Contribuyen a edificar la Nación los propietarios, administradores, perio­distas, artistas y anunciantes, que quieren ser instrumentos de la verdad, del bien y de la belleza; la destruyen quienes utilizan medios tan valiosos para deformar y deshacer conciencias y vidas.

No podemos los argentinos aislamos de un mundo malherido por errores y pecados, pero tampoco podemos aprobar criterios personales que afecten a la moral pública. Tenemos el derecho y el deber de conservar nuestra cultura y nuestros valores éticos.

15. Cuando pronunciábamos los obispos la palabra reconciliación, temi­mos que no se le otorgase el pleno significado que le corresponde. La reconciliación surge desde lo más hondo del cristianismo, el cual nos enseña que, si bien la ruptura del hombre con Dios, a causa del pecado fue abismal; no obstante, gracias a Jesucristo, fue posible la recompo­sición de la amistad entre ambos, hasta alcanzar un grado de solidez e intimidad incomparablemente superior al primero. De allí que la reconci­liación por Jesucristo es garantía y posibilidad de toda reconciliación entre los hombres. Las ansias de reconciliación brotan también desde el fondo de todo hombre de buena voluntad, aun no creyente, que no sofoca las semillas de paz que Dios siembra en su interior.

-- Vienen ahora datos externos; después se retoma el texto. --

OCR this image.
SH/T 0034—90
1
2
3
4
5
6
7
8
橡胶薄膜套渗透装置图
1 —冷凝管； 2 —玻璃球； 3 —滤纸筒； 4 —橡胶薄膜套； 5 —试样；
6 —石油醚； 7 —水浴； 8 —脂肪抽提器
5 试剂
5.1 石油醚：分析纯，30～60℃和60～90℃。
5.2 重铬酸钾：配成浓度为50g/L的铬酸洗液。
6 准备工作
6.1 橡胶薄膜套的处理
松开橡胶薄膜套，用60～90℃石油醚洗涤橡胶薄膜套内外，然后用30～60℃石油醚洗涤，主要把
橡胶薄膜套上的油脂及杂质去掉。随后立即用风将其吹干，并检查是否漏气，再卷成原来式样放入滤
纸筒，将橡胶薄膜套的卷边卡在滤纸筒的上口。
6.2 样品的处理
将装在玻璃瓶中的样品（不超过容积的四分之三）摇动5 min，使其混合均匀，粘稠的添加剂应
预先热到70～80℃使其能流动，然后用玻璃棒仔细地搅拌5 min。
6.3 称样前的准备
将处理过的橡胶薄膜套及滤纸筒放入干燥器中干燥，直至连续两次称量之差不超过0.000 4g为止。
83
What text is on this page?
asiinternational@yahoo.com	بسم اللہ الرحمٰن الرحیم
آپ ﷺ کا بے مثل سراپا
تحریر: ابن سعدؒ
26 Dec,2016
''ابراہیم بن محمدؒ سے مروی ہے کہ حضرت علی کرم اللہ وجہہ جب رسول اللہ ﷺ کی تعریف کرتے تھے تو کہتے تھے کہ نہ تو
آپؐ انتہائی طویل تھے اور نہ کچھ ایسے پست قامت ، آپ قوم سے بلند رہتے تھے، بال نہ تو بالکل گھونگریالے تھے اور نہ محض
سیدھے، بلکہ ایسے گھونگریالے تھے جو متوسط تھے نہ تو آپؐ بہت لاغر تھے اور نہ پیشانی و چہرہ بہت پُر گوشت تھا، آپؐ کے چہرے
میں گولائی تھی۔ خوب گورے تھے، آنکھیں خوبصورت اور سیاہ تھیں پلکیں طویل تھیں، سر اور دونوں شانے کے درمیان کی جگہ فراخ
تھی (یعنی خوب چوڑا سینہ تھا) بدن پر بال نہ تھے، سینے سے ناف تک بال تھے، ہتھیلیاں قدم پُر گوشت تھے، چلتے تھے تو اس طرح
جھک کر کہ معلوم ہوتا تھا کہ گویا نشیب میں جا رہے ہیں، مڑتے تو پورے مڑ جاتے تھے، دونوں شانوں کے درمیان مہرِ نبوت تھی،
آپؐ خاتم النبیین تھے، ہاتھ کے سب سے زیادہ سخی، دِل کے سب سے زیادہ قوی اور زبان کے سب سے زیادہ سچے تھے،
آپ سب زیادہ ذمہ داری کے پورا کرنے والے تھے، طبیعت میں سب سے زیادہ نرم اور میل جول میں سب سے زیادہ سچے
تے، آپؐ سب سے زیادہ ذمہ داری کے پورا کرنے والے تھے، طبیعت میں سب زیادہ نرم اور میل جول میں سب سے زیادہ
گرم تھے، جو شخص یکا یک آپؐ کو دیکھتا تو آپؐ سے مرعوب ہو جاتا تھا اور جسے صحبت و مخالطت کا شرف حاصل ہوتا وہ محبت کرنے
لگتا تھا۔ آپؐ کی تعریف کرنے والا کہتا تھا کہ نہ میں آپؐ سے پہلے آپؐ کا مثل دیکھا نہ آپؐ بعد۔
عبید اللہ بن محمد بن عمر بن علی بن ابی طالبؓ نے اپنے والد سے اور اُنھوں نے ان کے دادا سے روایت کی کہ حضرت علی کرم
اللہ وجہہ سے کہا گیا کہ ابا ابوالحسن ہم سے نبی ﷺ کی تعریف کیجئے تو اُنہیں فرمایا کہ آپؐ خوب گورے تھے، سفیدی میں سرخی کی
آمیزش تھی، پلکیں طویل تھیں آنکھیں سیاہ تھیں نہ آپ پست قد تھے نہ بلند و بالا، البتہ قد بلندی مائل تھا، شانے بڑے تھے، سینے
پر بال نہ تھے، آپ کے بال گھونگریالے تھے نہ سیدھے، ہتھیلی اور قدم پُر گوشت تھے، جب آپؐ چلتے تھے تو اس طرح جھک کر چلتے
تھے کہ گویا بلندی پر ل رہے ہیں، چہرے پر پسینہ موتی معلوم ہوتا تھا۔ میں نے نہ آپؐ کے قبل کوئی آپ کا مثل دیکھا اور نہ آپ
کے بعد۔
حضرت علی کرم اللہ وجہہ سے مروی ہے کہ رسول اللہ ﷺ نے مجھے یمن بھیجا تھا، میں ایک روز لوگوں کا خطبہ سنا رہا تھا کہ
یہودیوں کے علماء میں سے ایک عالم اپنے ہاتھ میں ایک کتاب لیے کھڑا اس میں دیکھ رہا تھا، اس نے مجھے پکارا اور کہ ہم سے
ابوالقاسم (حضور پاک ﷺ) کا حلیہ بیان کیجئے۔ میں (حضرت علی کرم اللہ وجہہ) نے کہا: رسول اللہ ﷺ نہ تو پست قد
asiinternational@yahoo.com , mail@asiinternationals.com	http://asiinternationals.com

En todo esto estriba nuestra más firme esperanza: que los argentinos, a pesar de tantos desencuentros, lágrimas y fracasos, podremos lograr la unidad de un pueblo organizado, capaz de convivir en fraternidad con los pueblos del continente y de todo el mundo.

   16. Por lo mismo, no titubeamos en dirigir a todos nuestros conciuda­danos las palabras que el apóstol Pablo dijo a judíos y griegos: “Somos embajadores de Cristo, como si Dios exhortara por medio de nosotros. En nombre de Cristo os suplicamos: reconciliaos con Dios.” [8]

   Advertimos, sin embargo, que Jesucristo no reconcilió al mundo, sino pasando por el misterio del sufrimiento y la muerte.

En el caso de los argentinos, no sucederá tampoco sin que abracemos con fervor el cultivo de las virtudes personales y sociales, con todo lo que implican de renuncia y sacrificio, erradicando los correspondientes vicios y configurándonos así, en forma progresiva, al hombre nuevo en Cristo Jesús.

Que la intercesión de la Virgen Santísima nos ayude a lograrlo.

 

San Miguel, 14 de noviembre de 1981.

 

 

 



[1] Cfr. Iglesia y Comunidad Nacional, Nº 136.

[2] Cfr. Iglesia y Comunidad Nacional, Nº 63.

[3] Cfr. Iglesia y Comunidad Nacional, Nº 65.

[4] Cfr. Iglesia y Comunidad Nacional, Nº 37.

[5] O.C., Nos. 67-69.

[6] Cf. O.C. 37.

[7] Juan Pablo II, Laborem exercens, Nº 18.

[8] 2 Cor. 5, 20.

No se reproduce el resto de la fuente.